5. Independent Practice

Have the students play Monty Hall. Most students do not expect the answer to the Monty Hall problem to be as it is. Each student or group of students can try to solve the problem and to explain the solution. Then they can run the experiment on computers or by hand, comparing experimental data with their solutions. Groups of students can discuss why their theoretical answers agree or do not agree with the data.

• The Monty Hall Multiple Trials activity will allow students to see the results of running the Monty Hall applet many times, thereby obtaining accurate data quickly, and allowing the teacher to explain this problem without spending a large amount of time collecting data.

6. Closure

Conclude the lesson with the Think and Check! discussion to leads students through the solutions to the activities used in this lesson.

### Alternate Outline

This lesson can be rearranged in several ways.

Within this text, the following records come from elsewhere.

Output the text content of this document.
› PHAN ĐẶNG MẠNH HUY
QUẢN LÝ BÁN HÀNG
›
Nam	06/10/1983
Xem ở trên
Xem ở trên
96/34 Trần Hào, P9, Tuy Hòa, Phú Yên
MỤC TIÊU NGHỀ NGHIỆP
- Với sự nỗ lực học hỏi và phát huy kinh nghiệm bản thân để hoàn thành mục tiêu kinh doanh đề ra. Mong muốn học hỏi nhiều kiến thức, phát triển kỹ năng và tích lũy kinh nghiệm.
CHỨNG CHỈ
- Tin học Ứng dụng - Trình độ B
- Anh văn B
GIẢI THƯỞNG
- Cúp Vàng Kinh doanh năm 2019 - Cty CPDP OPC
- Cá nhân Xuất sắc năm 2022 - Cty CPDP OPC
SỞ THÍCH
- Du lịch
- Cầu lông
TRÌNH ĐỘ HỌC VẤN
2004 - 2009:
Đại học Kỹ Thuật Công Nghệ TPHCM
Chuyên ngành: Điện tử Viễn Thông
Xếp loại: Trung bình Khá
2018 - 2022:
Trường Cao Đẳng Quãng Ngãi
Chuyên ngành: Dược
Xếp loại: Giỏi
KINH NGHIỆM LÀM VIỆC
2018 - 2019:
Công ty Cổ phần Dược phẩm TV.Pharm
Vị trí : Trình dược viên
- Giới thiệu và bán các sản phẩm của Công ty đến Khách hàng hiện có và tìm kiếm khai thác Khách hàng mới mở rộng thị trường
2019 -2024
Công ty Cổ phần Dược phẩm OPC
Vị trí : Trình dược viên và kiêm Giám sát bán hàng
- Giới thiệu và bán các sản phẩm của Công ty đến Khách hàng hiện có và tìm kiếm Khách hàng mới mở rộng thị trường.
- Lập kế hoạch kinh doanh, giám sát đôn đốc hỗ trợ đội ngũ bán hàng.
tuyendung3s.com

• If class time is limited, choose only one of the activities and have students use the computer version only, which will give fast results while demonstrating the concepts of conditional probability thoroughly.
• If more time is available, have the students try out the activities using dice, spinners, red and green chips, index cards, etc. to understand what the computer is simulating, and how quickly the trials can be run on the computer.
• Combine this lesson with Conditional probability and probability of simultaneous events, which deals with conditional probability in more depth.

### Suggested Follow-Up

After these discussions and activities, the students will have seen more problems that explain what probability is, and be introduced to conditional probability. The next lesson, Introduction to the Concept of Probability, further explains the concept of probability and the basic set operations that are useful in solving probability problems that involve counting outcomes.